The NPSV had a hexagonal-shaped boundary that looked exactly like the well-known persistent hexagon in the lowest level of Saturn's atmosphere. Somehow, during Saturn's equivalent of spring and summer, the process that creates its hexagon appears to influence 300 kilometers (180 miles) upward.

Temperature maps of Saturn's northern stratosphere demonstrate a clear hexagonal shape emerging that matches the hexagon on the planet's surface.
Graphic: Fletcher et al (Nature Communications 2018)

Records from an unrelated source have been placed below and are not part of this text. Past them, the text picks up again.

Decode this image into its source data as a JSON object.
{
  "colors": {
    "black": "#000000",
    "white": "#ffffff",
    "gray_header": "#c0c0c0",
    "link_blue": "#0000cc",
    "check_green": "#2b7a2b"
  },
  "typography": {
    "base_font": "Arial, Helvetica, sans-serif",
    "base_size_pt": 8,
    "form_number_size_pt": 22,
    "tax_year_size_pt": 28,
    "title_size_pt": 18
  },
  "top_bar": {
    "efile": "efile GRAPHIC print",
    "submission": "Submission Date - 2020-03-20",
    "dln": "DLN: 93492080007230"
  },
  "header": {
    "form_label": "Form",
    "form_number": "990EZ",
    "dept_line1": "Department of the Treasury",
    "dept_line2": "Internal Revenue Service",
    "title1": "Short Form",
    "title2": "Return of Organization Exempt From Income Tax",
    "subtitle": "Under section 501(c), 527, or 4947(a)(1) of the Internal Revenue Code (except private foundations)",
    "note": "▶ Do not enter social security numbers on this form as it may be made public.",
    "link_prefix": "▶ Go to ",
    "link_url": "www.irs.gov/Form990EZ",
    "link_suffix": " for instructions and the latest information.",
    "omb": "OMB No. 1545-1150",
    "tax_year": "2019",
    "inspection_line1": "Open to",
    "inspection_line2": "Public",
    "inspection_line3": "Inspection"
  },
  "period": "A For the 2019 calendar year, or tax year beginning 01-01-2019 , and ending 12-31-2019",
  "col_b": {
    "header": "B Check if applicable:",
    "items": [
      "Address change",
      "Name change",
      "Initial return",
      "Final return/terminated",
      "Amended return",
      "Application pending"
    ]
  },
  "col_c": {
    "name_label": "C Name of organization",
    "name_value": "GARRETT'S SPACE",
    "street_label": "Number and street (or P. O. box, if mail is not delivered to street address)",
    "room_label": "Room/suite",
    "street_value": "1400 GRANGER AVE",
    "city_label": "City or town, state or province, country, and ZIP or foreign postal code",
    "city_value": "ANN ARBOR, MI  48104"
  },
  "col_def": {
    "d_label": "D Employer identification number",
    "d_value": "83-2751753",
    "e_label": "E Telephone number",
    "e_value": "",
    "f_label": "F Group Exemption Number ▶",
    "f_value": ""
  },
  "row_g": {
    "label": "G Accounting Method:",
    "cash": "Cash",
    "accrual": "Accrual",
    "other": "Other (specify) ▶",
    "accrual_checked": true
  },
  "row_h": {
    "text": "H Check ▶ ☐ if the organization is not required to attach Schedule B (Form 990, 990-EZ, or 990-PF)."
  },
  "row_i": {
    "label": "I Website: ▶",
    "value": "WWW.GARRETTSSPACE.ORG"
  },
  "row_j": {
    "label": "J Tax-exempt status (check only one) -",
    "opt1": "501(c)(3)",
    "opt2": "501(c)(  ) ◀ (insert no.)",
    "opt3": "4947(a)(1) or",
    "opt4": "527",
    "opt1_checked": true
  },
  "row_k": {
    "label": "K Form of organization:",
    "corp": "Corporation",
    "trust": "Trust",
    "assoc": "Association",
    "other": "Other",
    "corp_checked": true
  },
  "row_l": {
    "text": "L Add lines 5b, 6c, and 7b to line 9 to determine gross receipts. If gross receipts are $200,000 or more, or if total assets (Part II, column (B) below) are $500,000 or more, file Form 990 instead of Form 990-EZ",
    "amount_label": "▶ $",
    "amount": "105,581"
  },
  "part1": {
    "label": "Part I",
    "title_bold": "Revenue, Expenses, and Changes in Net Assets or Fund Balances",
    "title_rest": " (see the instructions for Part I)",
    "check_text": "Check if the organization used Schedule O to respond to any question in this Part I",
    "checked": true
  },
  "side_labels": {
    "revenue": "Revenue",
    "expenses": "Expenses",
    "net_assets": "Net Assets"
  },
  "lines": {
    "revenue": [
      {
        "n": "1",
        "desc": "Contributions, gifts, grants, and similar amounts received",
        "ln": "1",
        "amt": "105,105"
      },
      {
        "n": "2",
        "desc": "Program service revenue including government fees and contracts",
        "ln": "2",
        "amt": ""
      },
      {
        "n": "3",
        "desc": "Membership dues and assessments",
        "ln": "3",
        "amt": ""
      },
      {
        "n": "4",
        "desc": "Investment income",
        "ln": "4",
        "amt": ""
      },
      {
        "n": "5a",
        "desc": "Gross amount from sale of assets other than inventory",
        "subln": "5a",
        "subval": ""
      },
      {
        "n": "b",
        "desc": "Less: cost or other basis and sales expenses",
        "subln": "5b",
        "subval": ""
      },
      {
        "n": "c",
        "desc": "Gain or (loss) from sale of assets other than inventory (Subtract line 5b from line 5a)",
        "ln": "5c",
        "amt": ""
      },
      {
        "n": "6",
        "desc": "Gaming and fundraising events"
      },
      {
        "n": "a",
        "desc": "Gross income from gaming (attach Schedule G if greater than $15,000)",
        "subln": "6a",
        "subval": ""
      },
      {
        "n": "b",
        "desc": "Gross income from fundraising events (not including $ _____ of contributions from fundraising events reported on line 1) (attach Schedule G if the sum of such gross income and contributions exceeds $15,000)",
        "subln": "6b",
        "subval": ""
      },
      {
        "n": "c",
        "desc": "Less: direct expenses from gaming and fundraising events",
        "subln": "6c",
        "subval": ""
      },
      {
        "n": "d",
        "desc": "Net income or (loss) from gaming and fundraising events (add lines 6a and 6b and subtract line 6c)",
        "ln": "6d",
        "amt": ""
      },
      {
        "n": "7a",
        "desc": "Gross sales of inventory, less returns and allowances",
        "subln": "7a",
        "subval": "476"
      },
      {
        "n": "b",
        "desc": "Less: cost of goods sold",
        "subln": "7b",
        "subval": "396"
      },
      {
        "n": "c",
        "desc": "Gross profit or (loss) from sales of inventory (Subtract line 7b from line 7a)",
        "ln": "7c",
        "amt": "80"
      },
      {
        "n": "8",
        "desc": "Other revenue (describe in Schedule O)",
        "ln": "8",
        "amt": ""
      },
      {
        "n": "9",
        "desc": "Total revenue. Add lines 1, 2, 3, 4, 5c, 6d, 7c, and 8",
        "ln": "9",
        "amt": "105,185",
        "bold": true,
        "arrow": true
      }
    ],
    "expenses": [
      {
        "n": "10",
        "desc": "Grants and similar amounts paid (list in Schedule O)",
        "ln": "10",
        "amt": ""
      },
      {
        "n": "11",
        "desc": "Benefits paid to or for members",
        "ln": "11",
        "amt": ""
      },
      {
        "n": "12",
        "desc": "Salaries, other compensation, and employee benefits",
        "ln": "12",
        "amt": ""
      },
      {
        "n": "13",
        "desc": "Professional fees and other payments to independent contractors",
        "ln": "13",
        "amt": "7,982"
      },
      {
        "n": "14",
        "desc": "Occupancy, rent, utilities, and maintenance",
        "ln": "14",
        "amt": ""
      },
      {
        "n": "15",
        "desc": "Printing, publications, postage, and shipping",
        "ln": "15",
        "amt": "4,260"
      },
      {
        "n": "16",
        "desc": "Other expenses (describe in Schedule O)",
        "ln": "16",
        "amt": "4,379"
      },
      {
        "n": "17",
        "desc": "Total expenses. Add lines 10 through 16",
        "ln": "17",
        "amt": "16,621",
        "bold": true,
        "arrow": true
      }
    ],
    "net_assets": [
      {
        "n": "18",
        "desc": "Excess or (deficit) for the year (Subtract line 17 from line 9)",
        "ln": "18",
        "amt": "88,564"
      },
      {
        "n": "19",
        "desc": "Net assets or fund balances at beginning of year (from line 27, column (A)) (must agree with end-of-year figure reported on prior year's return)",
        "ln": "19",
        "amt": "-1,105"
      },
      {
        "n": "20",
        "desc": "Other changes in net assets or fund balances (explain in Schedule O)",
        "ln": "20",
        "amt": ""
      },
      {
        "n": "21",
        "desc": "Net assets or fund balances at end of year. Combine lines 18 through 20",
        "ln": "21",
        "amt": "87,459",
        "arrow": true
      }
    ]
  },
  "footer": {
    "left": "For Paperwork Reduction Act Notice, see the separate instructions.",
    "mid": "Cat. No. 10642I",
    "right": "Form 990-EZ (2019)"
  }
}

Scientists think that the well-known hexagon structure comes from Rossby waves, larger-scale movements of the entire structure of the planet's gas, rather than the motion of the gas molecules themselves, like earth's jet stream meandering, caused by the planet's rotation.

As it is known, higher-up hexagon forms, or it is formed separately from the lower hexagon, or somehow there is interaction between two layers of Saturn's atmosphere that produces an enormous single hexagon structure. The two layers can not communicate, and the observations show aligned hexagons. Perhaps the Rossby waves are just strong enough to leave an imprint on the stratosphere.

There's a lot to learn about the vortex. The Composite Infrared Spectrometer on board Saturn year lasts 30 Earth years. Observations began in 2013 and ended in 2017. The vortex will continue to evolve until the planet's fall equinox in 2024, according to a press release from the European Space Agency.

Astronomers have known about Saturn's hexagon for a shorter period of time, say, Jupiter's Great Red Spot. "It's possible we've seen it long enough to see change," Orton said, "So we're gonna just keep looking."